Mais les réglementations de l’AESA n’obligent pas le fabricant à prendre de telles mesures, indique le rapport de l’AAIB.
Aiyawatt Srivaddhanaprabha ajoute : « Je suis profondément attristé par le cours des événements. Près de cinq ans après le décès de mon père, ce rapport fournit des preuves inquiétantes contre Leonardo.
« Mon père croyait avoir acheté un hélicoptère sûr auprès d’un constructeur de renommée mondiale. S’il avait su ce que nous savons aujourd’hui, il n’aurait jamais risqué sa vie dans cette machine.
La famille de Vichai Srivaddhanaprabha « envisage maintenant d’engager un recours juridique contre Leonardo », déclare Stewarts, soulignant qu’un litige a déjà été engagé en Italie – pays du constructeur et de la chaîne de production de l’AW169 – au nom des familles de Swaffer et Lechowicz.
Leonardo Helicopters dit présenter ses « sincères sympathies et ses plus sincères condoléances à toutes les personnes touchées par cette tragédie et en particulier aux familles et aux proches de ceux qui ont perdu la vie ».
Mais l’avionneur affirme que l’AAIB n’a adressé aucune recommandation de sécurité à Leonardo Helicopters, ajoutant : « Le rapport final de l’AAIB conclut à juste titre que Leonardo s’est conformé à toutes les exigences réglementaires tant dans la conception que dans la fabrication de l’AW169.
« Le rapport final reconnaît également que les actions immédiates de Leonardo après l’accident, telles que la mise en œuvre de contrôles de sécurité supplémentaires, qui ont ensuite été adoptés par l’AESA… ont permis de garantir que la flotte mondiale d’AW169 a continué à fonctionner en toute sécurité. »
En outre, Leonardo Helicopters souligne une lettre émanant d’elle-même, du régulateur italien de l’aviation civile ANSV et de l’AESA, contenue dans une annexe au rapport principal, qui est en désaccord avec plusieurs conclusions, hypothèses et méthodologie de l’AAIB.
Il s’agit notamment des conclusions de l’AAIB sur la cause probable de la défaillance du roulement et sur la possibilité que certaines manœuvres génèrent une charge étonnamment élevée sur le roulement ; une telle théorie « semble très discutable », dit-il.
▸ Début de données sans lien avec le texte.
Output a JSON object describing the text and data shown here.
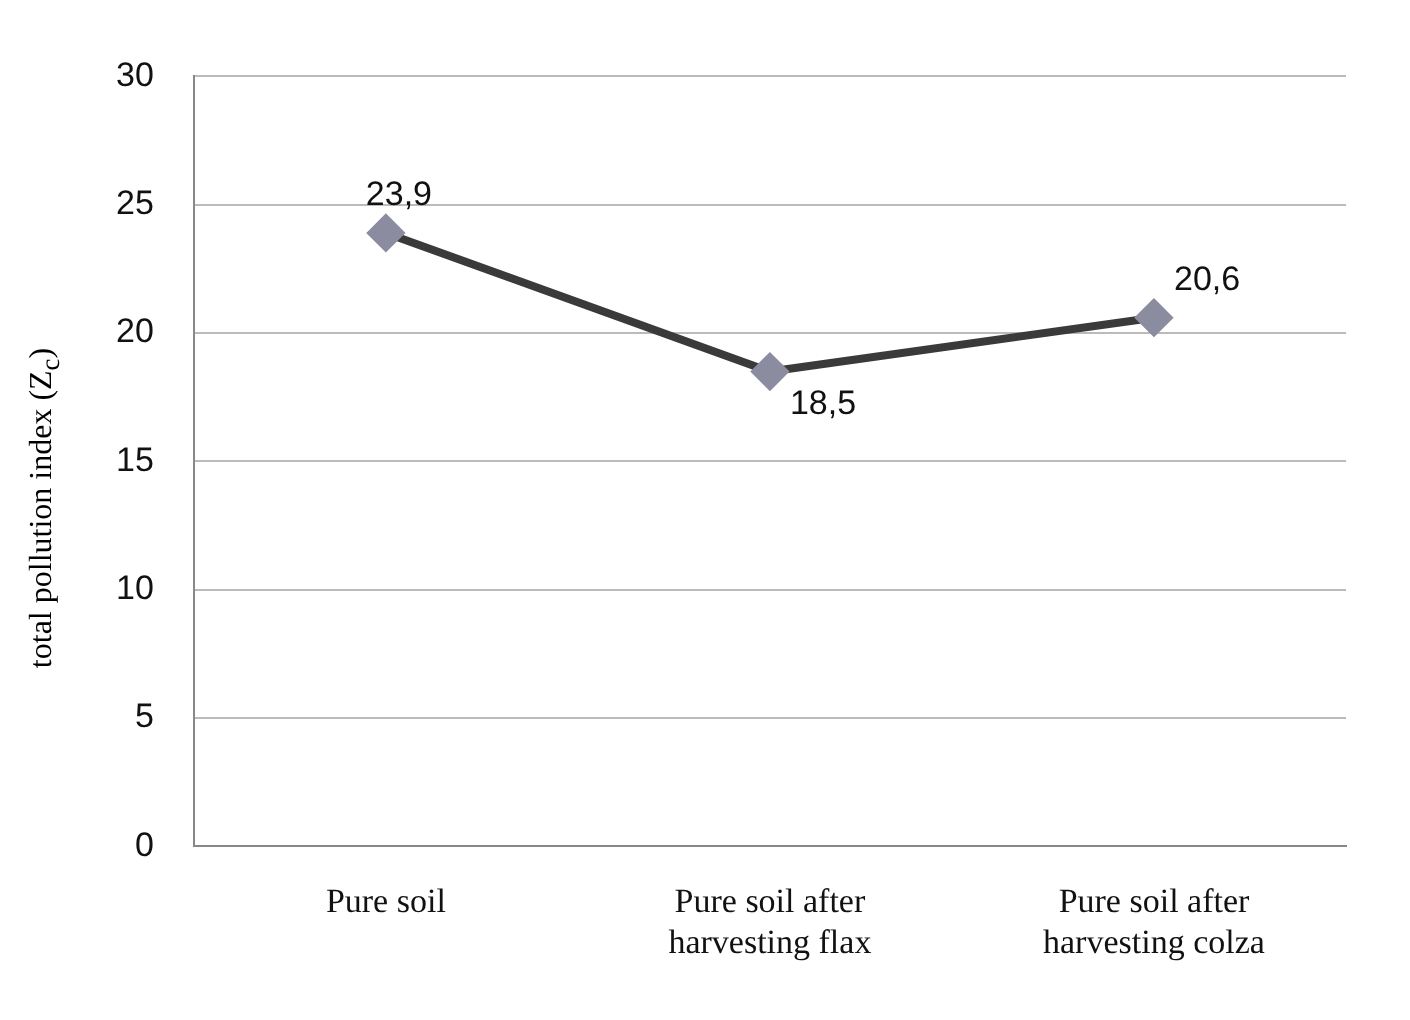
{
  "chart_data": {
    "type": "line",
    "ylabel": "total pollution index (Z$_{c}$)",
    "categories": [
      "Pure soil",
      "Pure soil after harvesting flax",
      "Pure soil after harvesting colza"
    ],
    "series": [
      {
        "color": "#3a3a3a",
        "values": [
          23.9,
          18.5,
          20.6
        ],
        "value_labels": [
          "23,9",
          "18,5",
          "20,6"
        ]
      }
    ],
    "ylim": [
      0,
      30
    ],
    "yticks": [
      0,
      5,
      10,
      15,
      20,
      25,
      30
    ],
    "grid": "y",
    "marker": "diamond",
    "line_style": "solid",
    "legend": false
  }
}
Toute conclusion sur l’absence d’un régime de reporting et d’inspection est également erronée, indique la lettre, soulignant qu’au 1er novembre 2018, aucune flotte en service n’avait atteint 2 400 heures de vol – le moment auquel le roulement duplex était censé être remplacé. , ça dit.
Les défauts découverts provoquant le retrait « prématuré » de pièces dont la durée de vie était contrôlée devaient également être signalés en vertu des règles de l’AESA, affirme la lettre.
« Par conséquent, les indications tirées de l’expérience de service ni l’absence de l’inspection de routine postulée pour les roulements mis hors service peuvent être considérées comme des facteurs contributifs à cet accident », ajoute-t-il.
En outre, la lettre indique que l’AAIB n’a pas pris en compte d’autres hypothèses sur les causes sous-jacentes de la défaillance des roulements, y compris la possibilité de défauts de fabrication.